Similarly, for $A$, we have that for $\epsilon > 0$, $\sum_{i=1}^{\infty}l(I_{A,i}) < m^{*}(A)+\epsilon/2 < 0 + \epsilon/2 = \epsilon/2$.
Now, for greater ease of notation, let $A:=E_{1}$ and $B:=E_{2}$. Then, we have $m^{*}\left( \sum_{k=1}^{2}E_{k}\right) = \inf \left\{\sum_{1\leq k \leq 2, \,i < \infty}l(I_{k,i}) \right\} = \sum_{1\leq k \leq 2, \,i < \infty}l(I_{k,i}) = \sum_{i=1}^{\infty} l(I_{1},i) + \sum_{i=1}^{\infty} l(I_{2},i) < (m^{*}(E_{1})+\epsilon/2) + (m^{*}(E_{2})+\epsilon/2) = (0 + \epsilon/2) + (m^{*}(E_{2})+\epsilon/2) = m^{*}(E_{2}) + \epsilon$.
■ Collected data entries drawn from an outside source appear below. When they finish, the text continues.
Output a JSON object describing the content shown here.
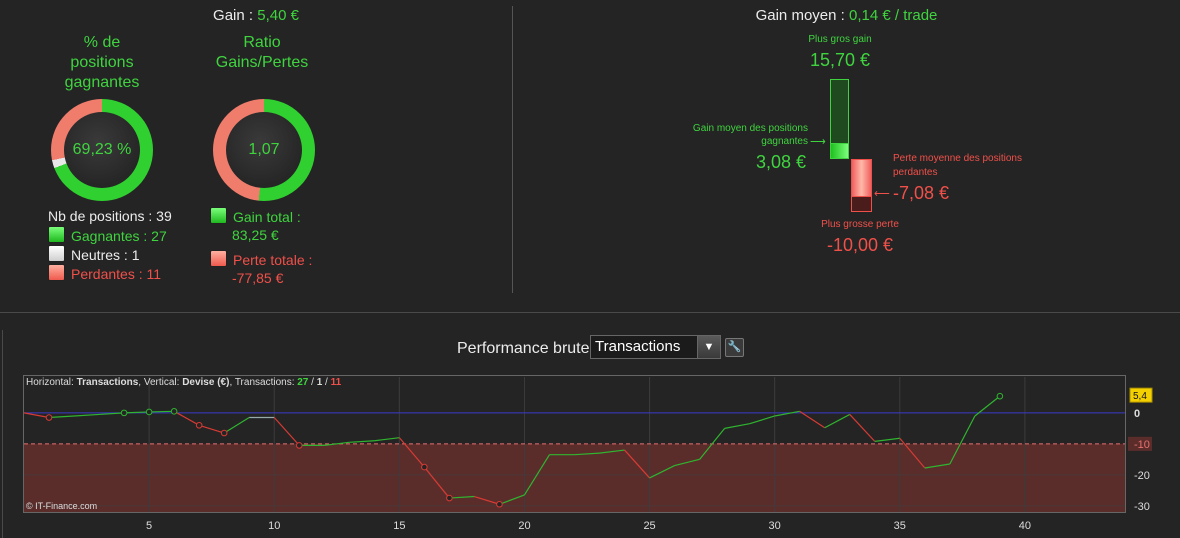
{
  "summary": {
    "gain_label": "Gain :",
    "gain_value": "5,40 €",
    "pct_title": "% de positions gagnantes",
    "pct_value": "69,23 %",
    "pct_fraction": 0.6923,
    "neutral_fraction": 0.0256,
    "ratio_title": "Ratio Gains/Pertes",
    "ratio_value": "1,07",
    "ratio_win_share": 0.5167,
    "nb_positions": "Nb de positions : 39",
    "winners": "Gagnantes : 27",
    "neutral": "Neutres : 1",
    "losers": "Perdantes : 11",
    "gain_total_label": "Gain total :",
    "gain_total_value": "83,25 €",
    "loss_total_label": "Perte totale :",
    "loss_total_value": "-77,85 €"
  },
  "average": {
    "title_label": "Gain moyen :",
    "title_value": "0,14 € / trade",
    "biggest_gain_label": "Plus gros gain",
    "biggest_gain_value": "15,70 €",
    "avg_win_label": "Gain moyen des positions gagnantes",
    "avg_win_value": "3,08 €",
    "avg_loss_label": "Perte moyenne des positions perdantes",
    "avg_loss_value": "-7,08 €",
    "biggest_loss_label": "Plus grosse perte",
    "biggest_loss_value": "-10,00 €"
  },
  "performance": {
    "label": "Performance brute",
    "selected": "Transactions",
    "dropdown_arrow": "▼",
    "wrench_icon": "🔧"
  },
  "chart_header": {
    "h_prefix": "Horizontal: ",
    "h_value": "Transactions",
    "v_prefix": ", Vertical: ",
    "v_value": "Devise (€)",
    "t_prefix": ", Transactions: ",
    "t_win": "27",
    "t_sep1": " / ",
    "t_neutral": "1",
    "t_sep2": " / ",
    "t_loss": "11"
  },
  "copyright": "© IT-Finance.com",
  "colors": {
    "green": "#3fd43f",
    "red": "#f0504a",
    "zero_line": "#3a3acc"
  },
  "chart_data": {
    "type": "line",
    "x": [
      0,
      1,
      2,
      3,
      4,
      5,
      6,
      7,
      8,
      9,
      10,
      11,
      12,
      13,
      14,
      15,
      16,
      17,
      18,
      19,
      20,
      21,
      22,
      23,
      24,
      25,
      26,
      27,
      28,
      29,
      30,
      31,
      32,
      33,
      34,
      35,
      36,
      37,
      38,
      39
    ],
    "y": [
      0,
      -1.5,
      -1,
      -0.5,
      0,
      0.3,
      0.5,
      0.8,
      -4,
      -6.5,
      -1.5,
      -1.5,
      -10.5,
      -10.5,
      -9.5,
      -9,
      -8,
      -17.5,
      -27.5,
      -27,
      -29.5,
      -26.5,
      -13.5,
      -13.5,
      -13,
      -12,
      -21,
      -17,
      -15,
      -5,
      -3.5,
      -1,
      0.5,
      -4.8,
      -0.5,
      -9.2,
      -8.2,
      -17.8,
      -16.5,
      -1,
      5.4
    ],
    "y_points": [
      0,
      -1.5,
      -1,
      -0.5,
      0,
      0.3,
      0.5,
      -4,
      -6.5,
      -1.5,
      -1.5,
      -10.5,
      -10.5,
      -9.5,
      -9,
      -8,
      -17.5,
      -27.5,
      -27,
      -29.5,
      -26.5,
      -13.5,
      -13.5,
      -13,
      -12,
      -21,
      -17,
      -15,
      -5,
      -3.5,
      -1,
      0.5,
      -4.8,
      -0.5,
      -9.2,
      -8.2,
      -17.8,
      -16.5,
      -1,
      5.4
    ],
    "trade_results": [
      "loss",
      "win",
      "win",
      "win",
      "win",
      "win",
      "loss",
      "loss",
      "win",
      "neutral",
      "loss",
      "win",
      "win",
      "win",
      "win",
      "loss",
      "loss",
      "win",
      "loss",
      "win",
      "win",
      "win",
      "win",
      "win",
      "loss",
      "win",
      "win",
      "win",
      "win",
      "win",
      "win",
      "loss",
      "win",
      "loss",
      "win",
      "loss",
      "win",
      "win",
      "win"
    ],
    "markers": [
      1,
      4,
      5,
      6,
      7,
      8,
      11,
      16,
      17,
      19,
      39
    ],
    "x_ticks": [
      "5",
      "10",
      "15",
      "20",
      "25",
      "30",
      "35",
      "40"
    ],
    "y_ticks": [
      "0",
      "-10",
      "-20",
      "-30"
    ],
    "xlim": [
      0,
      44
    ],
    "ylim": [
      -32,
      9
    ],
    "threshold": -10,
    "threshold_label": "-10",
    "last_value_label": "5,4",
    "xlabel": "Transactions",
    "ylabel": "Devise (€)"
  }
}
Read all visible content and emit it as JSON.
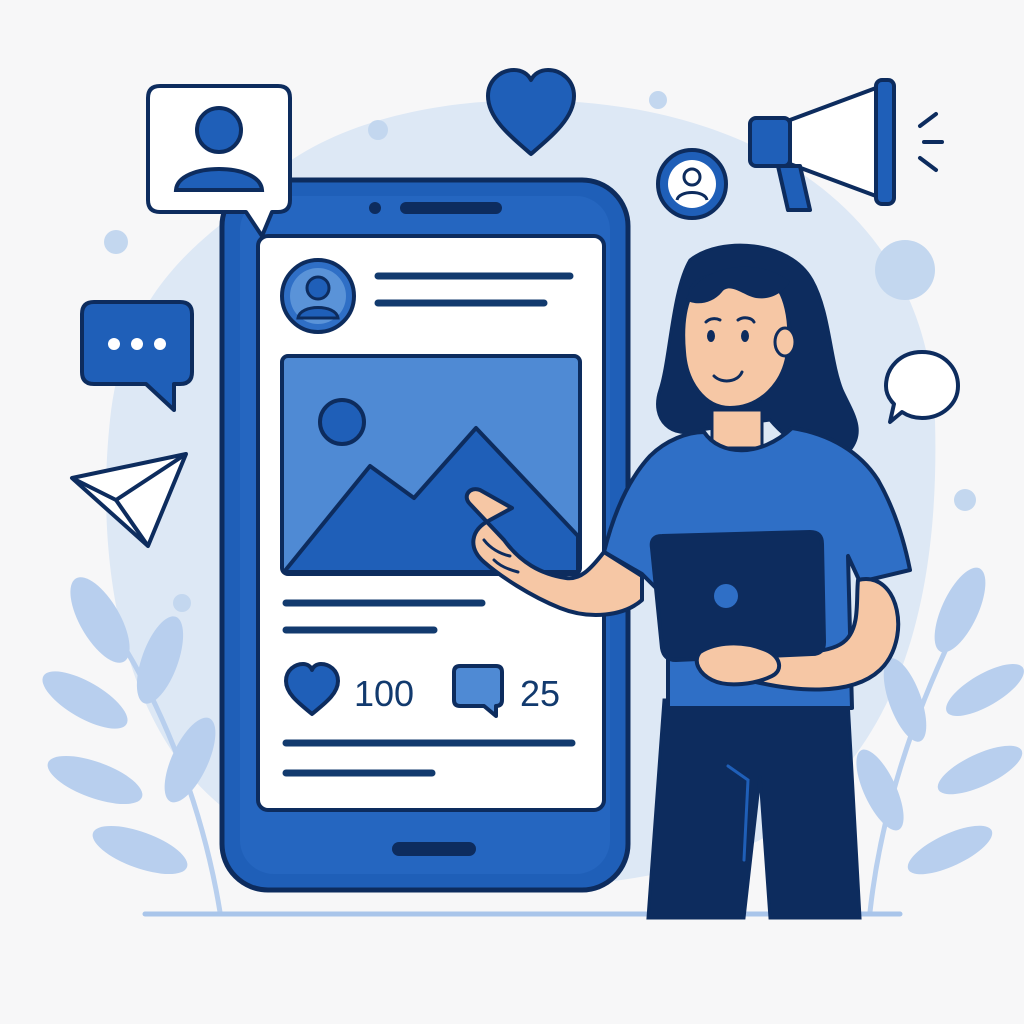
{
  "post": {
    "likes_count": "100",
    "comments_count": "25"
  },
  "icons": {
    "profile_bubble": "user-speech-bubble-icon",
    "heart": "heart-icon",
    "profile_circle": "user-circle-icon",
    "megaphone": "megaphone-icon",
    "chat": "chat-dots-icon",
    "send": "paper-plane-icon",
    "empty_chat": "speech-bubble-icon",
    "like": "heart-icon",
    "comment": "comment-icon"
  },
  "colors": {
    "primary": "#1f5fb8",
    "dark": "#0d2c5e",
    "light": "#c9dcf1",
    "skin": "#f6c7a5",
    "background": "#f7f7f8"
  }
}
Since this holds $\forall \epsilon > 0$, it also holds for $\epsilon = 0$.
Now, we must show that $m^{*}(B) = 0 + m^{*}(B) = m^{*}(A) + m^{*}(B) \leq m^{*}(A \cup B)$.
For ease of notation, again let $A = E_{1}$, $B=E_{2}$. Then, $m^{*}(E_{2})=0+m^{*}(E_{2}) = m^{*}(E_{1}) + m^{*}(E_{2}) = \inf \left\{\sum_{i=1}^{\infty}l(I_{1,i}) \right\} +  \inf \left\{\sum_{i=1}^{\infty}l(I_{2,i}) \right\} \leq \sum_{i=1}^{\infty} l(I_{1,i}) + \sum_{i=1}^{\infty}l(I_{2,i}) = \sum_{i=1}^{\infty}\left[ l(I_{1,i}) + l(I_{2,i})\right] = \sum_{1 \leq j \leq 2,\,i<\infty}l(I_{k,i}) $
Now, $m^{*}(E_{1} \cup E_{2}) = \inf \left\{\sum_{1 \leq j \leq 2,\,i<\infty}l(I_{k,i})  \right\}$, so $m^{*}(E_{1} \cup E_{2})+\epsilon$, where $\epsilon > 0$, cannot be a lower bound for $\sum_{1 \leq j \leq 2,\,i<\infty}l(I_{k,i})$.
Thus, our inequality above becomes $< m^{*}(E_{1}\cup E_{2})+\epsilon$.
Since this holds $\forall \epsilon > 0$, it also holds for $\epsilon = 0$.